Fund manager AGF profit below estimates, hurt by redemptions

TORONTO (Reuters) - AGF Management Ltd (AGFb.TO) reported a smaller-than-expected fourth-quarter profit on Wednesday, sending its shares lower in early trade, as the redemption of a single legacy account helped trim assets under management by 12.1 percent.

The Canadian fund manager, one of the nation’s largest independents, said net income from continuing operations was C$7.1 million ($6.4 million), or 8 Canadian cents per share, in the period ended November 30, compared with C$13.0 million, or 14 Canadian cents per share, a year earlier.

The results included C$3.6 million in restructuring charges.

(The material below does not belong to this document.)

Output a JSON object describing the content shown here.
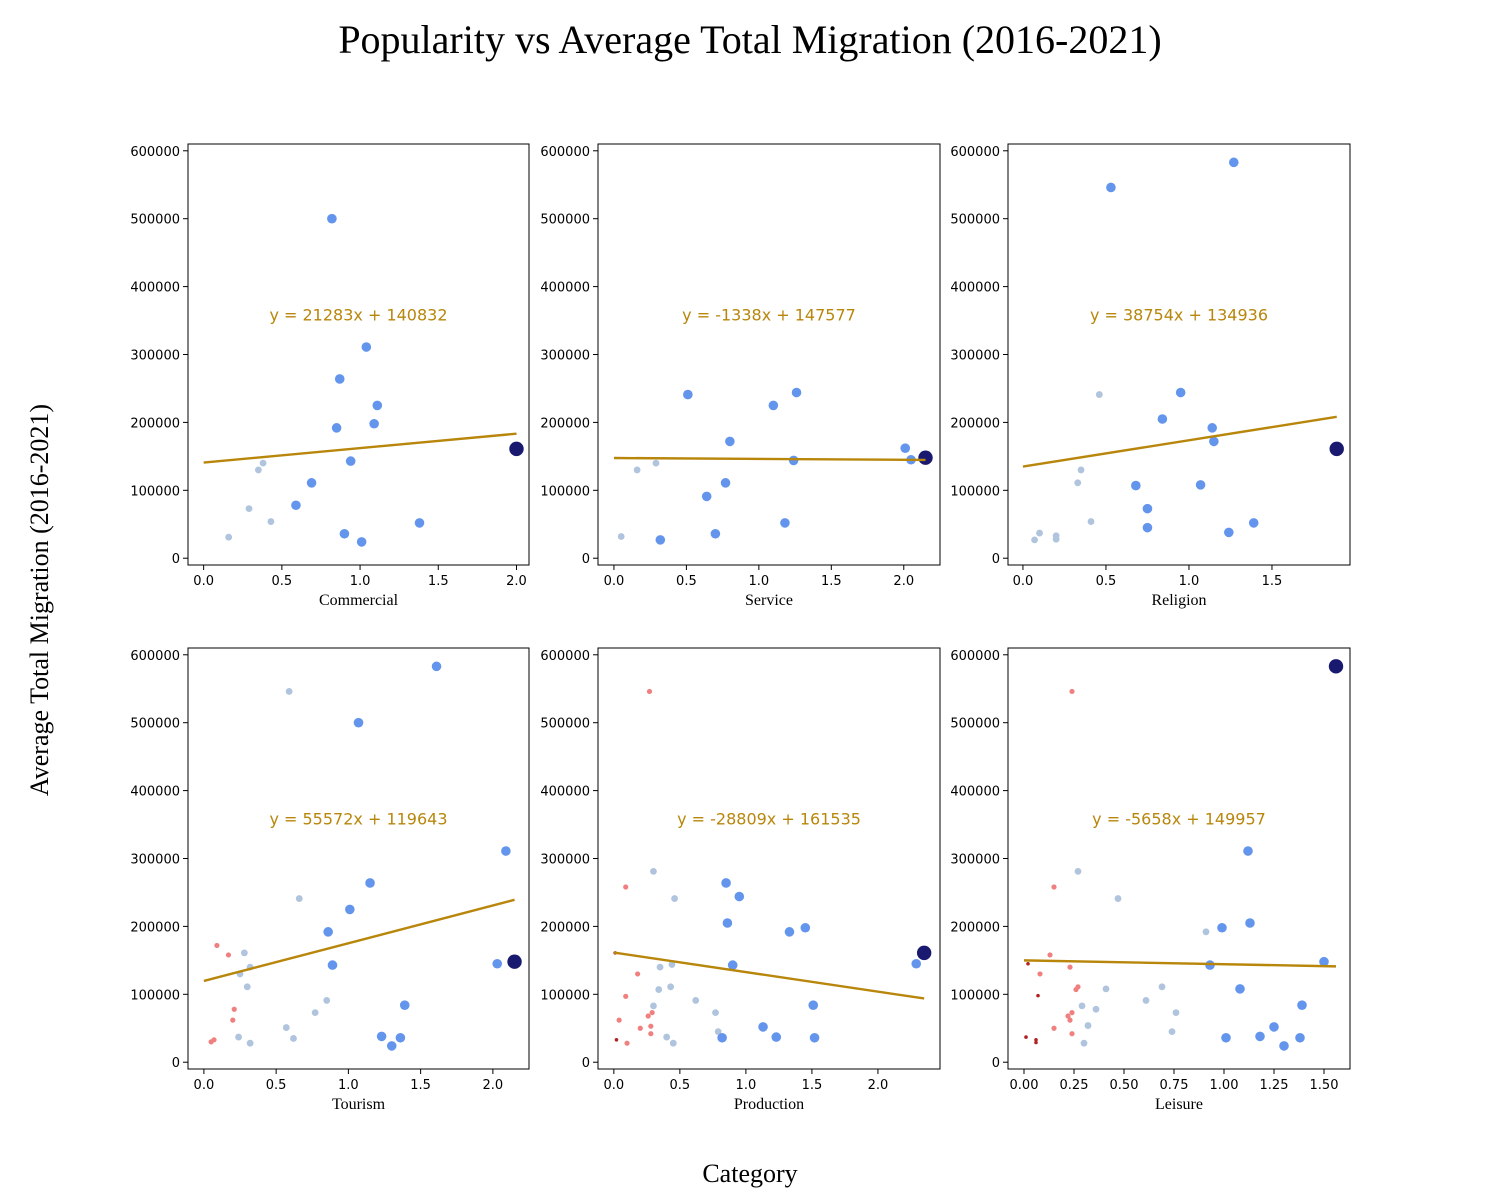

Excluding the charge, core earnings were 11 Canadian cents a share, compared with 16 cents a share in the year-ago quarter.

Analysts had expected profit of 12 Canadian cents per share, according to Thomson Reuters I/B/E/S, and the earnings miss sent the firm’s shares down 6 percent to C$11.64 in mid-morning trade on the Toronto Stock Exchange.

While the profit was lower than estimated, Barclays analyst John Aiken said he was focusing on the sustainability of the dividend, which was unchanged at 27 Canadian cents a share in the quarter.

“We continue to believe that AGF’s dividend is undervalued and its 8.7 percent yield is quite compelling, given very little reason for AGF to make a cut,” Aiken said in a research note. He

added that AGF’s free cash flow was C$26 million in the quarter, above its C$24 million dividend payment.

Concern that AGF might have to cut its dividend has faded as the industry comes out of the long slump that followed the 2008 financial crisis.

Revenue for the fourth quarter was C$117.4 million, down 6 percent from C$124.9 million in the 2012 period but slightly above estimates of C$116.2 million.

While assets under management dropped to C$34.4 billion at November 30, 2013, largely due to net redemptions within institutional accounts, high-net-worth assets under management - a coveted segment of the market - rose 16 percent to C$4.0 billion.

Gross sales in the retail business rose 6.6 percent in 2013 from 2012.

Redemptions, which have plagued the mutual fund industry for the last five years as investors flee volatility in the financial market, were 33.6 percent lower in the quarter from the same period in 2012.

“Since January 2013, each month has shown improvements in the level of retail outflows as compared to the same month of the prior year,” AGF noted in the report.

The C$3.0 billion drop in institutional accounts to C$10.9 billion reflected a C$2.7 billion redemption related to a single legacy account.

Aiken said the fourth quarter represents a potential inflection point for AGF’s declining assets under management as retail redemptions slow and the company benefits from the launch of its UCITS (Undertakings for Collective Investment in Transferable Securities) platform. The pooled fund structure will allow AGF to serve institutional markets in Europe.

“We continue to believe that AGF is making progress in turning its operations around and believe that longer term investors should be well rewarded but compensated in the near term by its strong dividend yield,” Aiken wrote.